Actor Who Played Trump Assassin Gets SHOCKING Dose Of Karma Right After Stepping Off Stage
We all know that behavior depends upon its consequences. That’s why if there’s an electric fence that shocks you when you lean against it, you’ll probably avoid it the next time. I saw that we all know it, but unfortunately, there are many who think that if they whine loud enough they can make the fence stop shocking them, or at least get someone to turn off the power to it.
That’s not really how freedom works though. Yes, you’re free to do many dumb things here that you’re not free to do anywhere else. You’re just not free from the consequences of those actions. You want to tick off millions of people at an event attended by some of those people, they might just heckle you, or worse.

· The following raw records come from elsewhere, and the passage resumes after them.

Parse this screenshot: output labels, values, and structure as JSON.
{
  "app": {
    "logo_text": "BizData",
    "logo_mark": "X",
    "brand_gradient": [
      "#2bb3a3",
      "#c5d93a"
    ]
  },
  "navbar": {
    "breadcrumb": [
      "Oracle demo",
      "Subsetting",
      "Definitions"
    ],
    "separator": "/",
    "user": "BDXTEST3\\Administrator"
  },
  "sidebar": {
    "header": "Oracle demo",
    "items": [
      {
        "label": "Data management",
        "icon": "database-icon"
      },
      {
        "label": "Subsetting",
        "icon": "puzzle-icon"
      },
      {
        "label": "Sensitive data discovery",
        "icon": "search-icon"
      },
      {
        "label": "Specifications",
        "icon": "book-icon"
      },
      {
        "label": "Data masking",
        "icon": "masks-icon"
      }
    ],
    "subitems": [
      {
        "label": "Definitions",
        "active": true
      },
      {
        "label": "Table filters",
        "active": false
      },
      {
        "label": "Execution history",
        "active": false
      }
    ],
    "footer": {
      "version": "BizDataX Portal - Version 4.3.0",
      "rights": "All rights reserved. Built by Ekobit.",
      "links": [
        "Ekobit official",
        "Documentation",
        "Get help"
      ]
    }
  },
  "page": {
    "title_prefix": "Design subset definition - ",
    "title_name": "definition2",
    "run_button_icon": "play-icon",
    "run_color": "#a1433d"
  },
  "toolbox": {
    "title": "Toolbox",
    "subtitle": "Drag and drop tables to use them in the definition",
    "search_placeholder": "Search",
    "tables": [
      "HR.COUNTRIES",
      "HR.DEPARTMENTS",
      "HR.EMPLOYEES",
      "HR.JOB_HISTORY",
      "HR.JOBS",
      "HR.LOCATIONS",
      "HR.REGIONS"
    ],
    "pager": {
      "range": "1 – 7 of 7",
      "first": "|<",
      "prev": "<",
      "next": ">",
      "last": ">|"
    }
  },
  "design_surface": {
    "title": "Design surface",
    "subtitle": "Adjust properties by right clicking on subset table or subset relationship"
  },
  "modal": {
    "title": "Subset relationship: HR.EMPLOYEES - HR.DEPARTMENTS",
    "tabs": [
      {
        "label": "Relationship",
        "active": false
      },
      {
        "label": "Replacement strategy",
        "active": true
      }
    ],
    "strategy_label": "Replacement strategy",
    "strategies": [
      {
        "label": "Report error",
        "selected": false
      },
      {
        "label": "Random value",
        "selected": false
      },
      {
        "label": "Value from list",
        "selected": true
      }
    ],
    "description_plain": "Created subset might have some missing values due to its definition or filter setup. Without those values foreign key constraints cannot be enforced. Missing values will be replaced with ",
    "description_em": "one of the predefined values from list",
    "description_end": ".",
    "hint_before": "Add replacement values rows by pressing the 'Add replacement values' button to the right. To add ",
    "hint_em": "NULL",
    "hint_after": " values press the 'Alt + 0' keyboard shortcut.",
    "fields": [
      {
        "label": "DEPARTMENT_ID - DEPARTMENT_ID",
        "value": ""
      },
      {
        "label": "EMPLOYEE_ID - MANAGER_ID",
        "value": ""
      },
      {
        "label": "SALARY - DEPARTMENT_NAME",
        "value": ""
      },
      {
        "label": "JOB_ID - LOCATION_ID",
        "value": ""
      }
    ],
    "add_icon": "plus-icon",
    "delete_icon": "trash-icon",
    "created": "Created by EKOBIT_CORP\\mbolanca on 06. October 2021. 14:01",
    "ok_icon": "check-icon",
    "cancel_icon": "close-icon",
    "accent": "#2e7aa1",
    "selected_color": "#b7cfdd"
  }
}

The actors who repeatedly acted out the death of our Commander in Chief ran into this problem after many performances of the modern adaptation of Julius Cesar, which starred Donald Trump as the assassinated ruler. While this play was in bad taste, probably bad for the country and in just about every other way inadvisable, just like many bad ideas, it wasn’t illegal. This particular group of actors apparently didn’t properly account for the Trump supporters who would be in attendance and had a few things to say about this stupidity.
Via The UK Guardian:
Corey Stoll, the actor who played the assassin Marcus Brutus in a New York production of Julius Caesar that was repeatedly interrupted by pro-Donald Trump protesters, has written of the fear such actions engendered among a cast left ‘exhausted and nervous’ by the time of the final show, in Central Park on June 18.
The Public Theater production, which featured a central character dressed to look like Trump, was first interrupted by protester Laura Loomer, who shouted that ‘this is political violence against the right’. The incident was filmed by Jack Posobiec, a rightwing conspiracy theorist, who stood up and told the crowd: ‘You are all Nazis like Joseph Goebbels.’
Stoll, who said he was initially worried the decision to depict Caesar as Trump would make the play like a ‘Saturday Night Live skit’, pointed to the surreality of the moment when he wrote: ‘I swear I thought he said ‘gerbils’.’
At a subsequent show, a man rushed the stage shouting, ‘Liberal hate kills’. Police charged Loomer, Javanni Valle of Brooklyn and Long Island man Salvatore Cipolla with trespassing.
Stoll said threats to the production heightened after the Republican congressman Steve Scalise was shot at baseball practice in Virginia – an act that was seemingly blamed on the Julius Caesar controversy by Donald Trump Jr.